Aku mencoba memejamkan mata, menikmati aroma petrichor yang untuk sejenak memberikan rasa tenang dan kedamaian, ditemani suara lembut ibu dibalik telepon. Entah kenapa aku merindukan momen seperti ini, tapi situasi sudah berubah, tak ada yang sama. Semuanya asing.. Sampai-sampai aku tidak bisa membedakan mana yang mimpi dan mana yang kenyataan. Semuanya mengabur diwaktu bersamaan.
Luka lama itu kembali menyeruak, membawa kenangan-kenangan usang tentang seseorang yang coba untuk dilupakan. Luka yang selalu membuat dada sesak, membuat ingatan mengelana ke masa silam, membangkitkan kerinduan akan masa-masa itu lagi. Ketika seseorang yang begitu kucintai memilih pergi meninggalkan luka yang begitu dalam. Membawa separuh dari hidupku, membawa senyum dibibirku, membawa semua hal indah yang pernah dilewati bersama.
Iya, aku memilih merelakan apa-apa yang bukan menjadi milikku, mengikhlaskan kepergiannya tanpa lambaian tangan seperti biasanya, menerima semua alasan yang diberikan meski logika menolak. Aku memilih kebahagiaan orang yang begitu kucintai, aku memilih supaya orang yang kucintai tetap bisa melebarkan bibirnya. Meski hatiku harus hancur berkeping-keping, meski hatiku menangis memilih semua pilihanku. Ketika semua sudah tidak seperti biasanya, maka aku harus terbiasa tanpa semuanya.

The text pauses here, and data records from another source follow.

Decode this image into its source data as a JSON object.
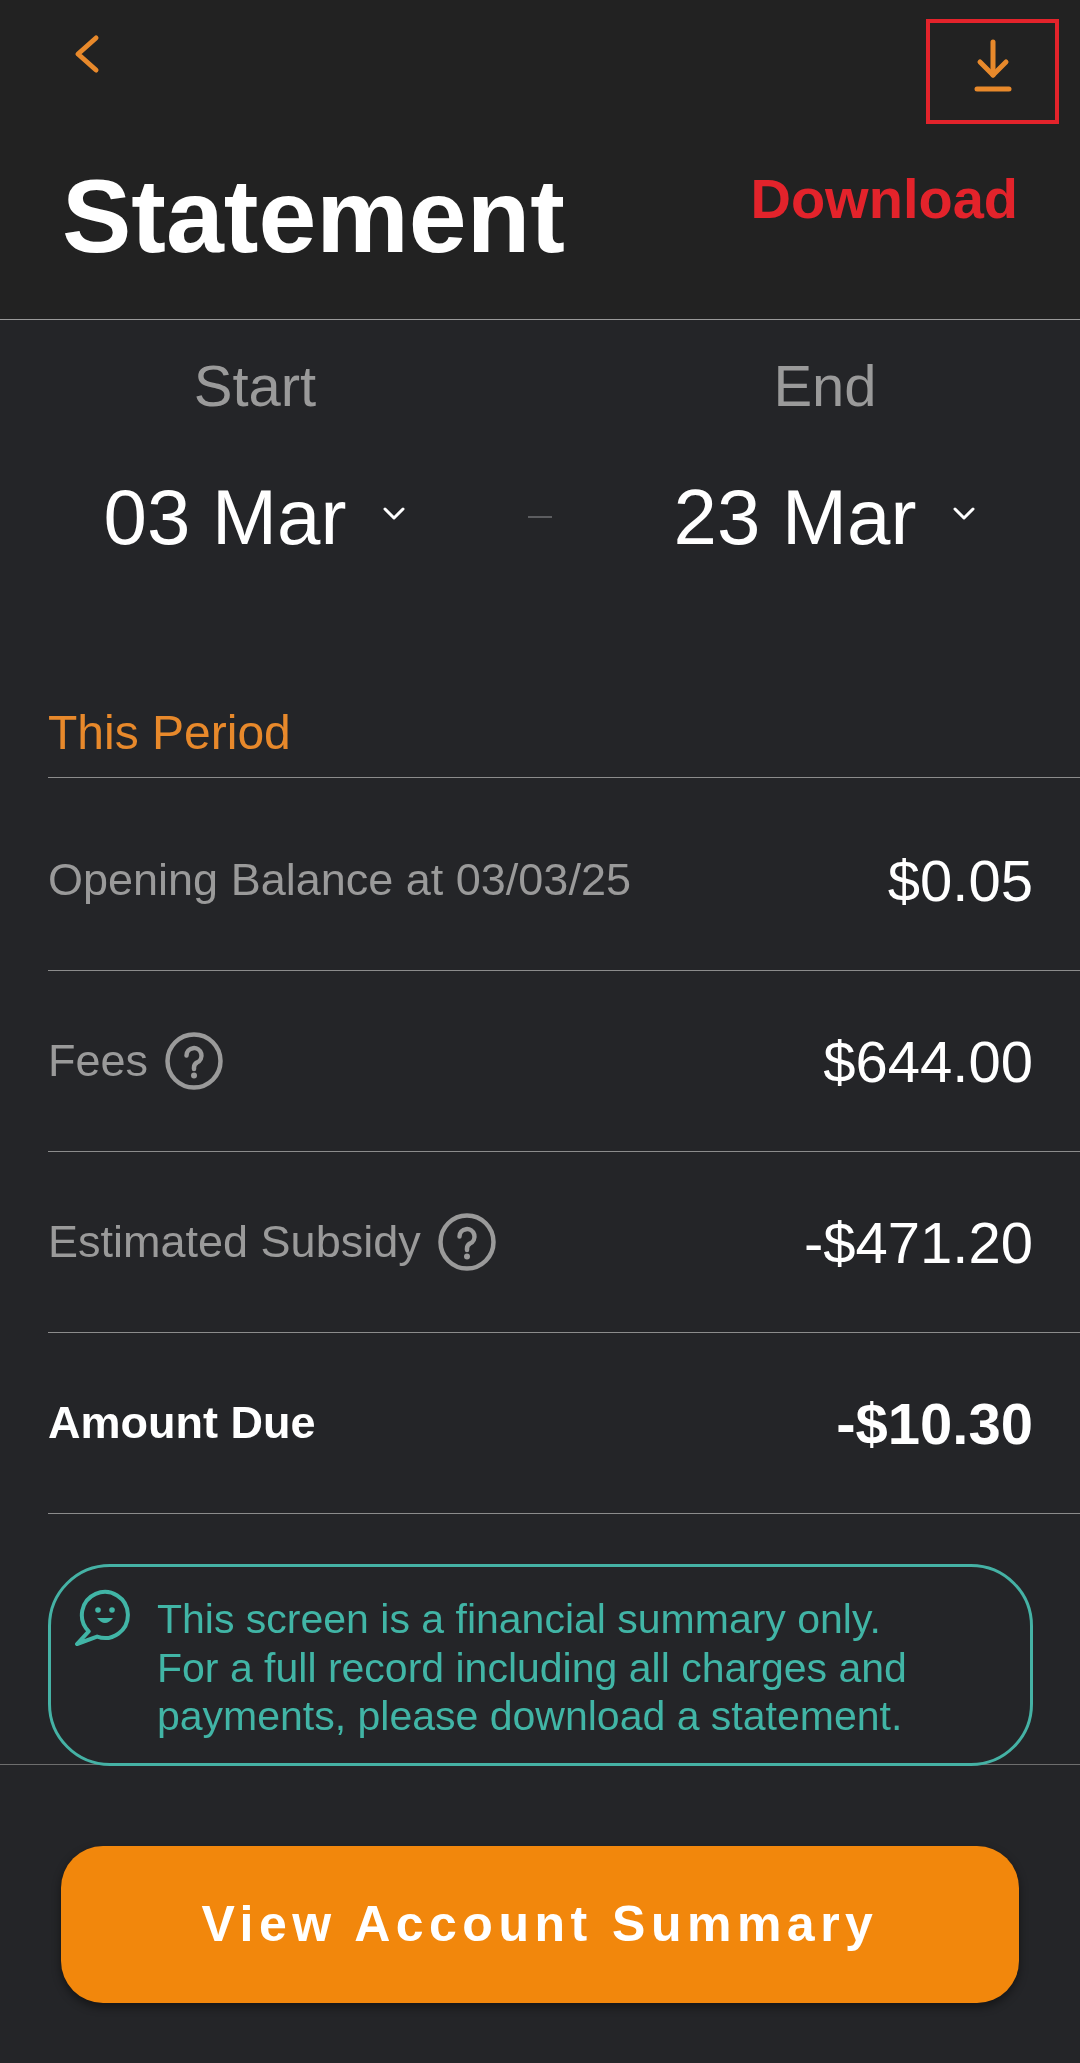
{
  "header": {
    "title": "Statement"
  },
  "annotation": {
    "label": "Download"
  },
  "date_range": {
    "start": {
      "label": "Start",
      "value": "03 Mar"
    },
    "end": {
      "label": "End",
      "value": "23 Mar"
    }
  },
  "period": {
    "title": "This Period",
    "rows": [
      {
        "kind": "plain",
        "label": "Opening Balance at 03/03/25",
        "value": "$0.05"
      },
      {
        "kind": "help",
        "label": "Fees",
        "value": "$644.00"
      },
      {
        "kind": "help",
        "label": "Estimated Subsidy",
        "value": "-$471.20"
      },
      {
        "kind": "total",
        "label": "Amount Due",
        "value": "-$10.30"
      }
    ]
  },
  "note": {
    "lines": [
      "This screen is a financial summary only.",
      "For a full record including all charges and",
      "payments, please download a statement."
    ]
  },
  "primary_button": {
    "label": "View Account Summary"
  }
}
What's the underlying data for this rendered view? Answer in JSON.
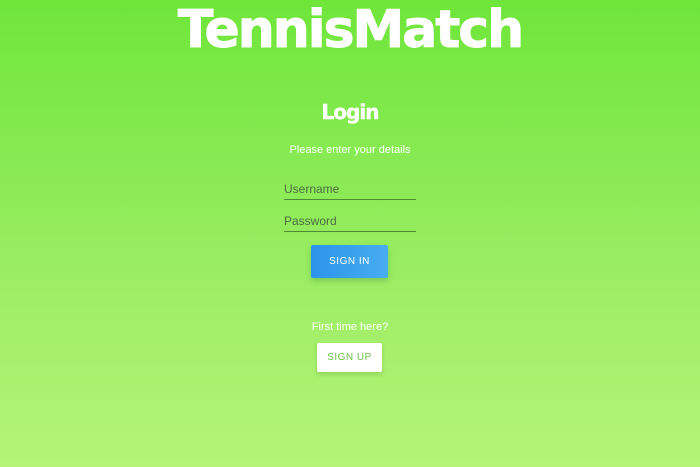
{
  "app": {
    "title": "TennisMatch"
  },
  "login": {
    "heading": "Login",
    "subtitle": "Please enter your details",
    "username_placeholder": "Username",
    "username_value": "",
    "password_placeholder": "Password",
    "password_value": "",
    "sign_in_label": "SIGN IN"
  },
  "signup": {
    "prompt": "First time here?",
    "sign_up_label": "SIGN UP"
  },
  "colors": {
    "background_top": "#6fe63a",
    "background_bottom": "#b5f476",
    "primary_button": "#2b94ea",
    "signup_text": "#6cc04a",
    "text": "#ffffff"
  }
}
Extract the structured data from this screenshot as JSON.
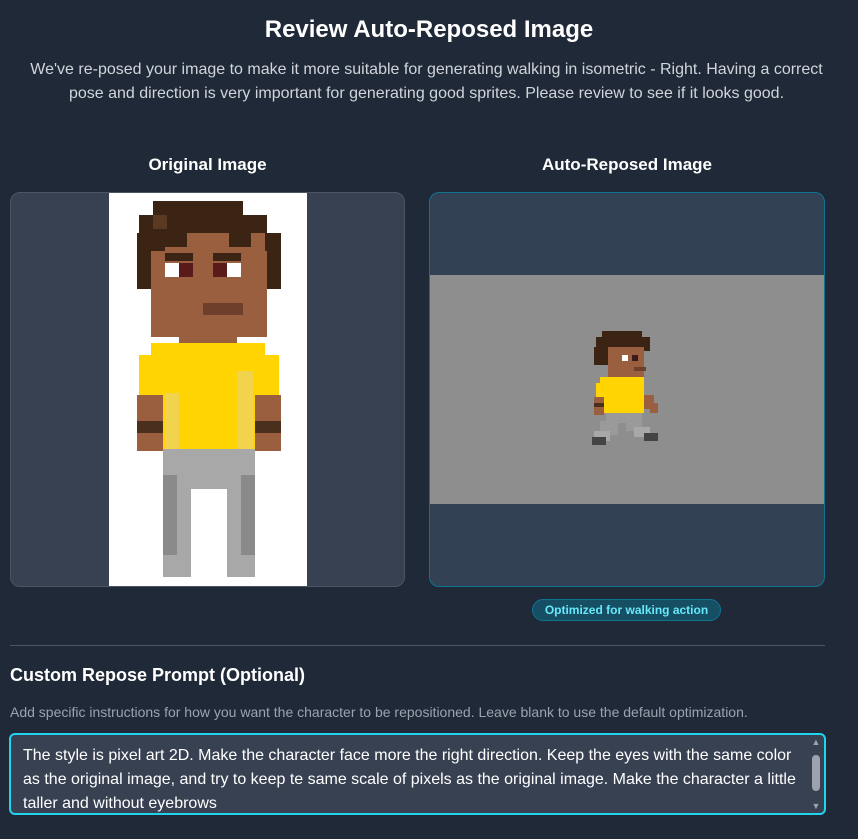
{
  "header": {
    "title": "Review Auto-Reposed Image",
    "description": "We've re-posed your image to make it more suitable for generating walking in isometric - Right. Having a correct pose and direction is very important for generating good sprites. Please review to see if it looks good."
  },
  "original": {
    "label": "Original Image"
  },
  "reposed": {
    "label": "Auto-Reposed Image",
    "badge": "Optimized for walking action"
  },
  "custom_prompt": {
    "title": "Custom Repose Prompt (Optional)",
    "helper": "Add specific instructions for how you want the character to be repositioned. Leave blank to use the default optimization.",
    "value": "The style is pixel art 2D. Make the character face more the right direction. Keep the eyes with the same color as the original image, and try to keep te same scale of pixels as the original image. Make the character a little taller and without eyebrows"
  },
  "colors": {
    "background": "#1f2937",
    "accent": "#22d3ee",
    "badge_text": "#67e8f9",
    "hair": "#3b2414",
    "skin": "#9a5f3f",
    "shirt": "#ffd400",
    "pants": "#a8a8a8"
  }
}
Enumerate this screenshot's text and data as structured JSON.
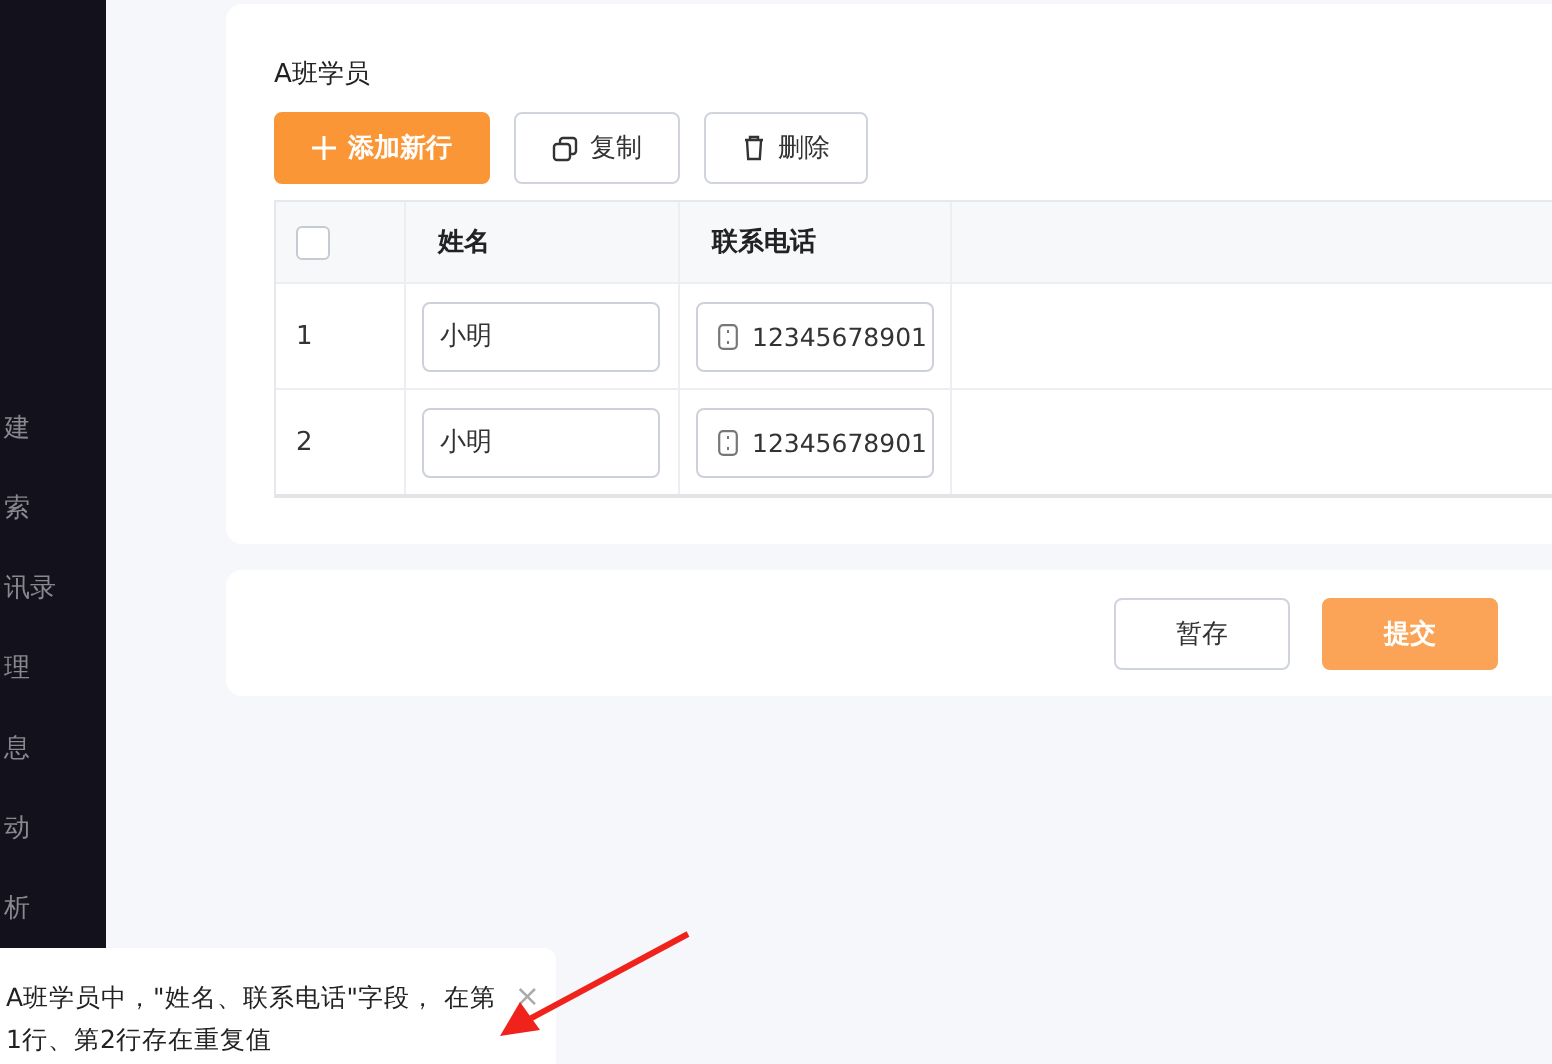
{
  "sidebar": {
    "items": [
      "建",
      "索",
      "讯录",
      "理",
      "息",
      "动",
      "析"
    ]
  },
  "section": {
    "title": "A班学员"
  },
  "toolbar": [
    {
      "kind": "add",
      "label": "添加新行"
    },
    {
      "kind": "copy",
      "label": "复制"
    },
    {
      "kind": "delete",
      "label": "删除"
    }
  ],
  "table": {
    "select_all": {
      "checked": false
    },
    "columns": [
      "姓名",
      "联系电话"
    ],
    "rows": [
      {
        "index": "1",
        "name": "小明",
        "phone": "12345678901"
      },
      {
        "index": "2",
        "name": "小明",
        "phone": "12345678901"
      }
    ]
  },
  "actions": [
    {
      "kind": "secondary",
      "label": "暂存"
    },
    {
      "kind": "primary",
      "label": "提交"
    }
  ],
  "notification": {
    "message": "A班学员中，\"姓名、联系电话\"字段， 在第1行、第2行存在重复值",
    "close": "×"
  }
}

Aku memaksa logika untuk menerima alasan klasik tersebut. "Kamu terlalu baik buat aku. Aku gak pantas buat kamu", alasan yang sengaja dibuat untuk meninggalkanku. Alasan yang membuat mendung kelabu, membuat hari-hariku diguyur derita. Petir-petir pengkhianatan terlihat sangat jelas, tapi aku memilih melihatnya saja. Tawanya masih saja terngiang dengan sangat jelas ditelinga, masih saja ku rajut doa untuknya setiap malam. Isi doa untuknya pun masih sama, supaya selalu bahagia dengan pilihannya, sehat selalu, diberikan kemudahan, kelancaran, kekuatan, keberkahan dan dijauhkan dari hal-hal buruk.
Aku sadar, tugasku hanya sebatas mencintai, bukan memaksa agar dicintai. Aku percaya bahwa setiap hati pasti ada pemiliknya masing-masing. Dan seandainya pemilik hatinya adalah aku, kemanapun dia membawa hatinya pergi, hati itu pasti akan kembali ke pemilik sejati dan Tuhan punya seribu satu cara untuk mendekatkannya lagi. Akan tetapi, jika bukan milikku, Tuhan juga punya berbagai cara untuk menemukannya dengan orang lain. Pun sebaliknya.